Fist of the North Star a tout du jeu fauché, peu fédérateur ou sexy. Alors d’où vient que malgré ses défauts en pagaille, on l’aime bien, ce Hokuto Muso ? Peut-être parce que le jeu de Koei est une vraie proposition de beat à l’ancienne. On est à des années lumières de God Hand, empereur du genre et meilleure adaptation officieuse d’Hokuto no Ken. Mais n’empêche, le jeu maintient son petit cap, ciselé dans la fonte d’un gameplay évolutif laissant une marge de progression honorable. La lenteur d’abord un peu rédhibitoire du personnage (Ken, d’autres plus véloces sont à débloquer) se laisse apprivoiser sans déplaisir. Elle s’estompe progressivement pour laisser place à une jouabilité réactive, avec des commandes claires répondant vite et sans broncher, malgré la masse d’ennemis – pour la plupart les habituelles bandes de punk post Mad Max. Combos, esquives, furies (inévitablement inspirées des super techniques martiales du manga), le jeu n’a pas plus de prétentions que proposer un panel basique mais solide de coups pour une difficulté graduée. Alors après oui, les cut scenes lors des attaques spéciales renvoient à l’ère de la Super Nintendo (DBZ et Captain Tsubasa). C’est cheap, tout comme les fatalités façon QTE pour achever les boss font pitié. Pourtant, en dépit de tout et malgré une certaine linéarité ou des phases de plateforme inutiles, le jeu se laisse parcourir comme un Final Fight, l’éventail de coups et la large customisation du personnage en plus.
Beat’em-all old school un peu malgré lui, puisque son mode story n’est finalement qu’une conjonction bâtarde avec le Muso, Fist of the North Star assume sa mécanique de marteau piqueur abrutissante. En cela il est fidèle au genre tel qu’il était, ou presque, vingt ans en arrière, et se présente comme une anomalie en 2010. Pour lui laisser sa chance, il faut un minimum d’indulgence à l’égard d’une formule aride dont l’esthétique est rendu involontairement logique en s’accomplissant via son matériau d’origine.
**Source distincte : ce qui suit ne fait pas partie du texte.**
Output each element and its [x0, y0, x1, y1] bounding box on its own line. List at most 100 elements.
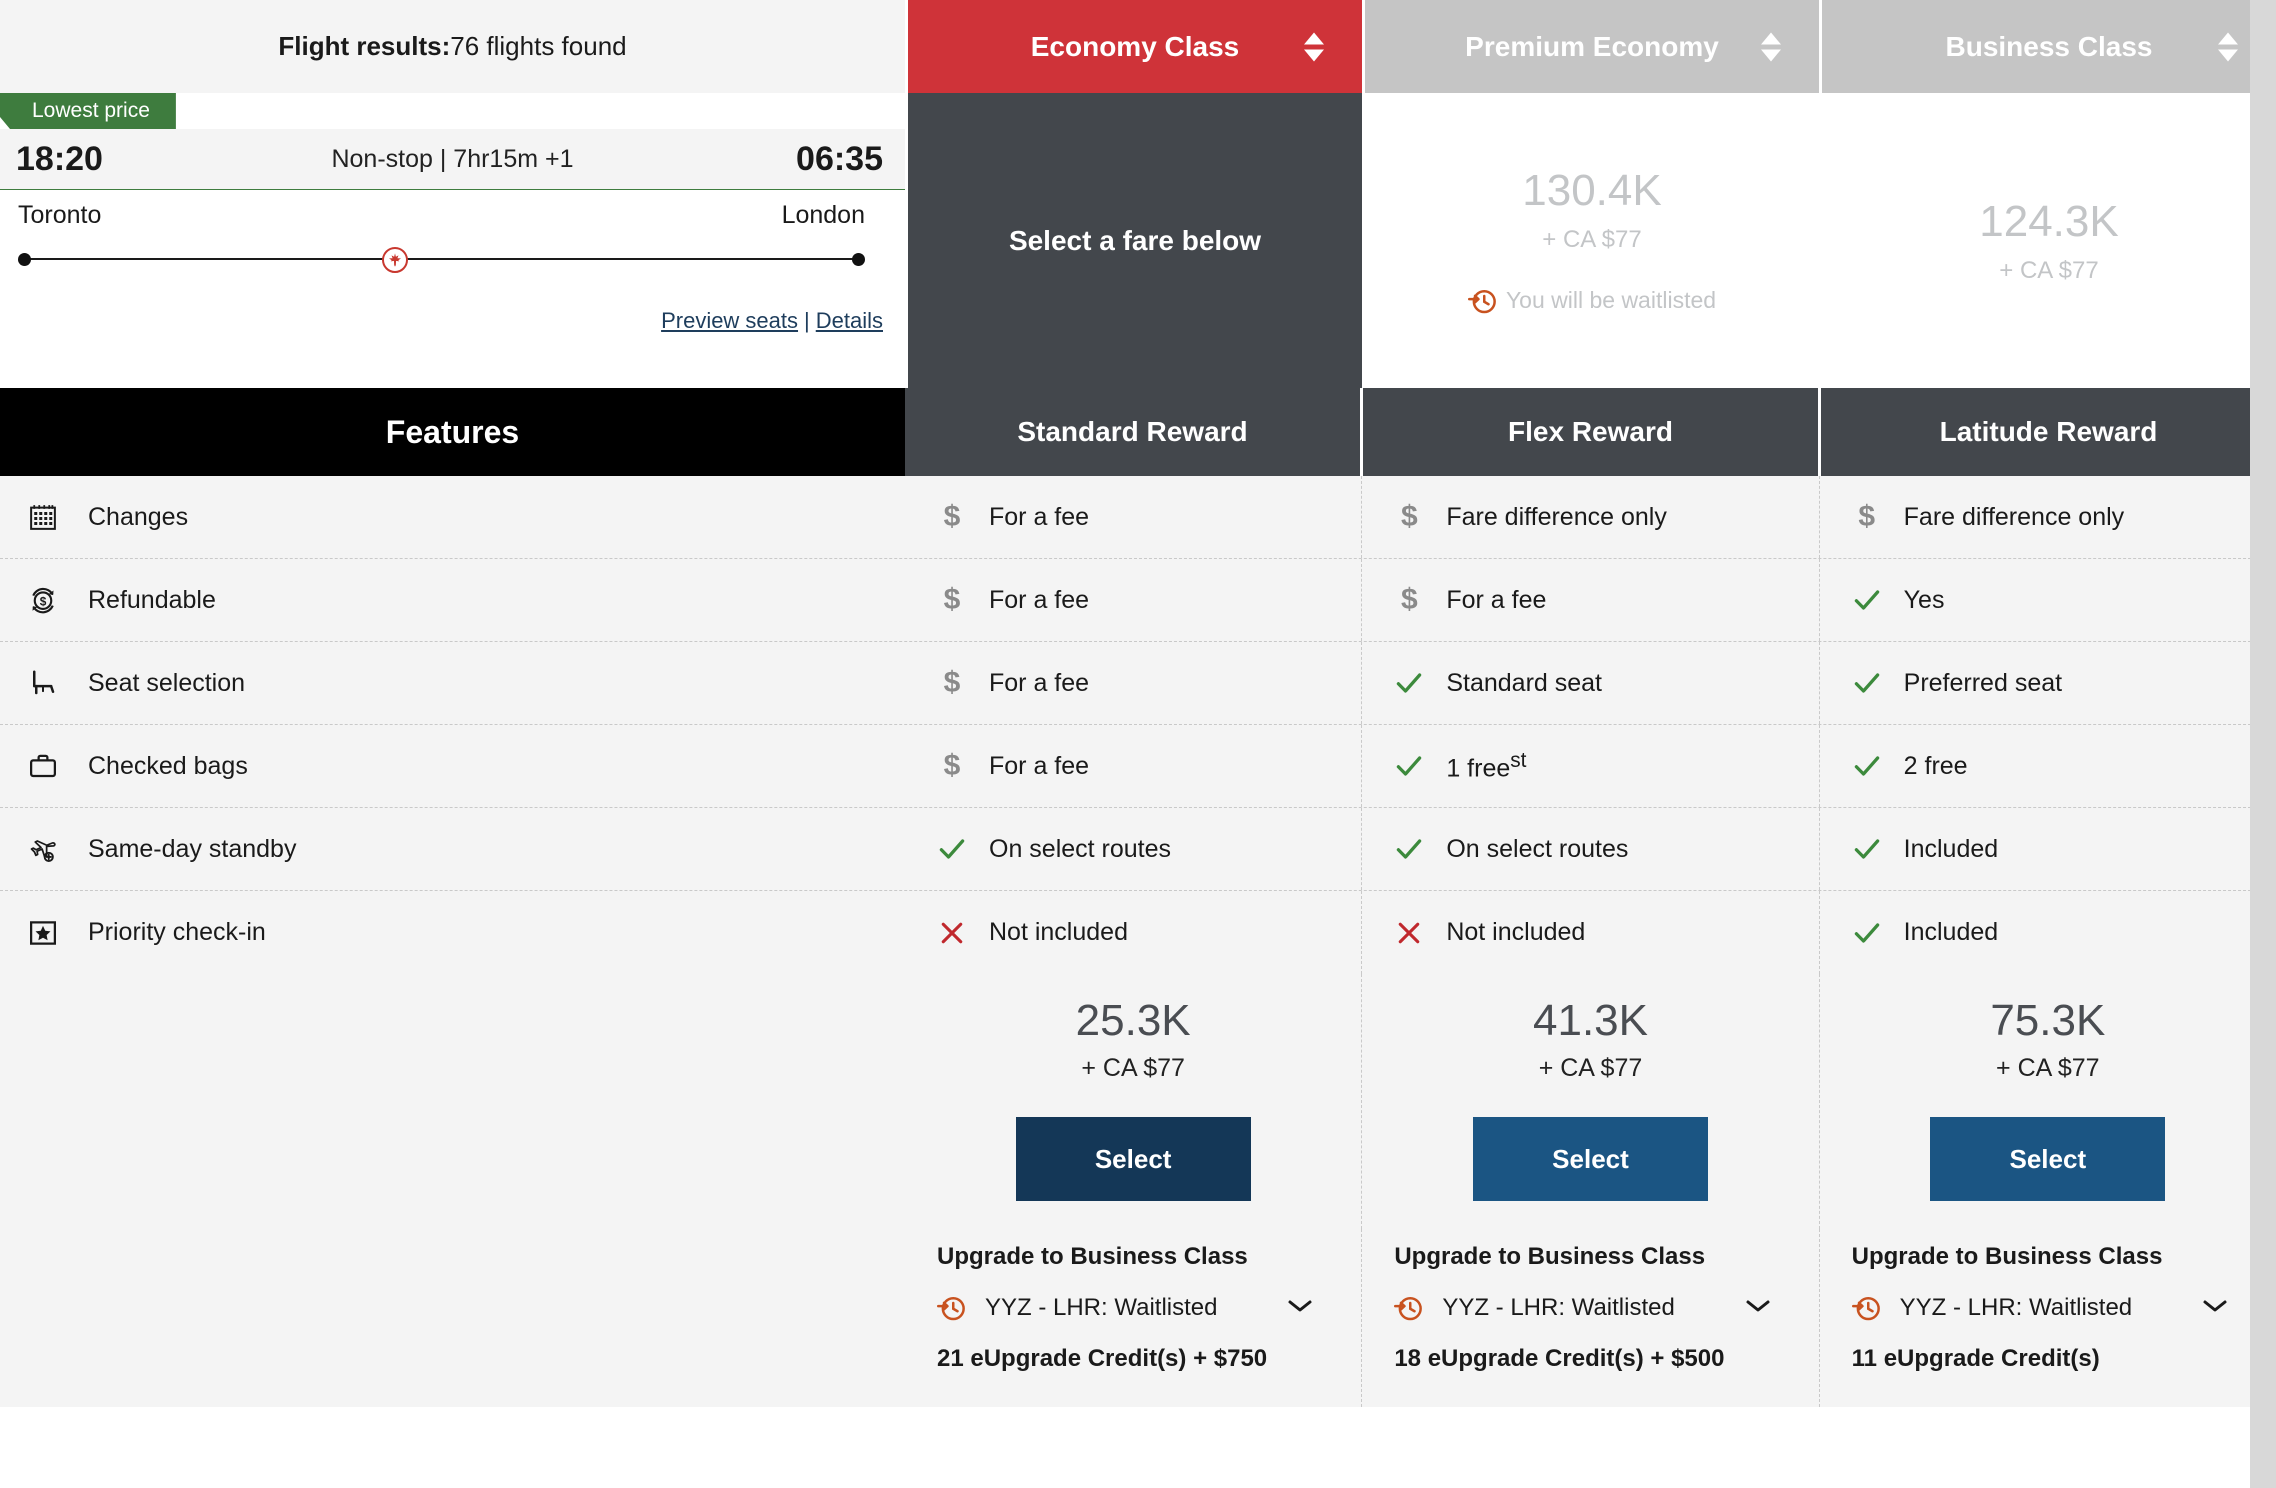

Tel un trou de vers, ce Hokuto Muso ouvre une brèche temporelle : le jeu actualisant sans perte le souvenir de l’anime, il est techniquement et formellement fidèle aux moyens utilisés par le passé. Ainsi toutes les faiblesses du titre de Koei sont en conformité avec des standards d’une autre époque, mais sans le pénaliser. L’intérêt étrange de l’objet résidant dans cette faille séculière obligeant à un gameplay sec, répétitif, dans un univers post nuke moyenâgeux dont l’essence primitive rejoint celle du jeu. Fist of the North Star n’est jamais spectaculaire, sans mise en scène, comme s’il s’acharnait à affaiblir les potentialités délirantes à tirer de son matériau. Et pourtant il semble fait du même bois, à la fois riche et pauvre, sous-produit vaguement déviant d’une pop culture gentiment dégénérée.